C asks: “What are the Church’s teachings about speaking in tongues? I have to admit that I was thrown for a loop while reading a book by Fr. George Montague about The Holy Spirit when he talked about speaking in tongues as though it is normal. Is this true? I am in RCIA, so still learning about the church.”
Great question, Charlene!
Speaking in tongues has never been infallibly defined by the Church; however we do have the Catholic Charismatic Renewal movement, where the gifts of the Holy Spirit – including tongues – are exercised, and this movement has papal approval.
For those who are not familiar with this gift, it is one of the gifts of the Holy Spirit, given to us on Pentecost, as defined in 1 Corinthians 13:1. The gift of tongues is specifically addressed in 1 Corinthians 14.
The gift can manifest in either an “angelic” language or in an earthly language not known by the speaker. This gift was given by the Spirit to the Church for the edification of the Body of Christ and for glorifying the Lord.
There are several different kinds of tongues: 1) a private prayer language; 2) a language used in prophecy which requires interpretation, and; 3) a missionary tongue which is the speaking of otherwise unknown languages in order to spread the gospel.
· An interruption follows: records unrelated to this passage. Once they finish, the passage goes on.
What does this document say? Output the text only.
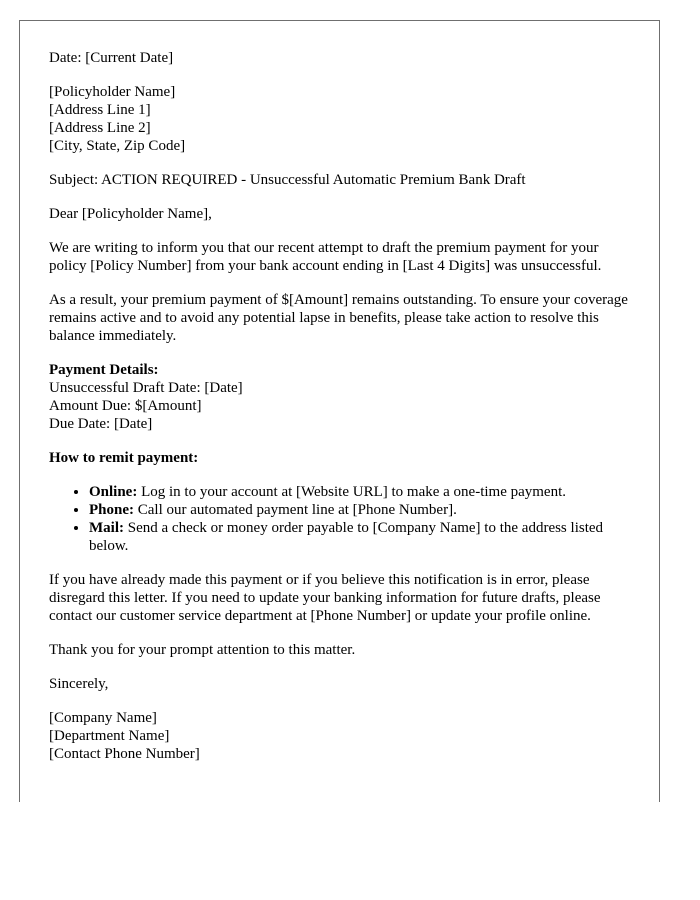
Date: [Current Date]

[Policyholder Name]
[Address Line 1]
[Address Line 2]
[City, State, Zip Code]

Subject: ACTION REQUIRED - Unsuccessful Automatic Premium Bank Draft

Dear [Policyholder Name],

We are writing to inform you that our recent attempt to draft the premium payment for your policy [Policy Number] from your bank account ending in [Last 4 Digits] was unsuccessful.

As a result, your premium payment of $[Amount] remains outstanding. To ensure your coverage remains active and to avoid any potential lapse in benefits, please take action to resolve this balance immediately.

Payment Details:
Unsuccessful Draft Date: [Date]
Amount Due: $[Amount]
Due Date: [Date]

How to remit payment:

• Online: Log in to your account at [Website URL] to make a one-time payment.
• Phone: Call our automated payment line at [Phone Number].
• Mail: Send a check or money order payable to [Company Name] to the address listed below.

If you have already made this payment or if you believe this notification is in error, please disregard this letter. If you need to update your banking information for future drafts, please contact our customer service department at [Phone Number] or update your profile online.

Thank you for your prompt attention to this matter.

Sincerely,

[Company Name]
[Department Name]
[Contact Phone Number]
The Catechism describes the gift of tongues as a special grace or “charism”(a Greek word meaning “favor”). “Whatever their character – sometimes it is extraordinary, such as the gift of miracles or of tongues – charisms are oriented toward sanctifying grace and are intended for the common good of the Church. They are at the service of charity which builds up the Church” (No. 2003).
That said, there is some division within the Christian community about tongues with some (including a few of our Early Church Fathers) who believe this gift was meant for first century Christianity and not today.
For instance, St. Augustine wrote “Why then is no one speaking in the tongues of all the nations just as he spoke who at the time was being filled with the Holy Spirit. Why? Because this was a sign that has been satisfied.”
Division is also occurring because of the many abuses of tongues in Christian circles, such as in cases where the faithful are being told they cannot be saved without this gift, or that this gift is a sign that they have been truly “baptized in the Spirit.”
Speaking in tongues is not necessary for salvation, or for anything else for that matter. As St. Paul teaches in 1 Cor 13:1-2, 13 “If I speak with the tongues of men and of angels, but do not have love, I have become a noisy gong or a clanging cymbal. 2 And if I have the gift of prophecy, and know all mysteries and all knowledge; and if I have all faith, so as to remove mountains, but do not have love, I am nothing….13 But now abide faith, hope, love, these three; but the greatest of these is love.”
On a side note, I came across this interesting article in The New York Times which reports on research done by neuroscientists at the University of Pennsylvania who took brain images of five women while they were speaking in tongues to determine their brain activity. What they found is that their frontal lobes — the thinking, willful part of the brain through which people control what they do — were relatively quiet, as were their language centers.
“The regions involved in maintaining self-consciousness were active. The women were not in blind trances, and it was unclear which region was driving the behavior,” the article states.
Researchers used imaging techniques to track the blood flow in the brain of the women when they were singing a gospel song and again while praying in tongues, then compared the two. The patterns created by blood-flow peaks and valleys was unique to those praying in tongues.
One of the co-authors of the study, Donna Morgan, a born-again Christian who also served as one of the research subjects, has the gift of tongues and describes what it feels like to pray in this way.
“You’re aware of your surroundings. You’re not really out of control. But you have no control over what’s happening. You’re just flowing. You’re in a realm of peace and comfort, and it’s a fantastic feeling.”
This could explain why studies suggest that people who speak in tongues rarely suffer from mental problems.
“A recent study of nearly 1,000 evangelical Christians in England found that those who engaged in the practice were more emotionally stable than those who did not.”
The gift of tongues is just that – a gift – and one that is given only as a means of serving God and the Church and should never be presented as a prerequisite for anything.
We pray that God will bless you abundantly during this precious journey into our beloved Church!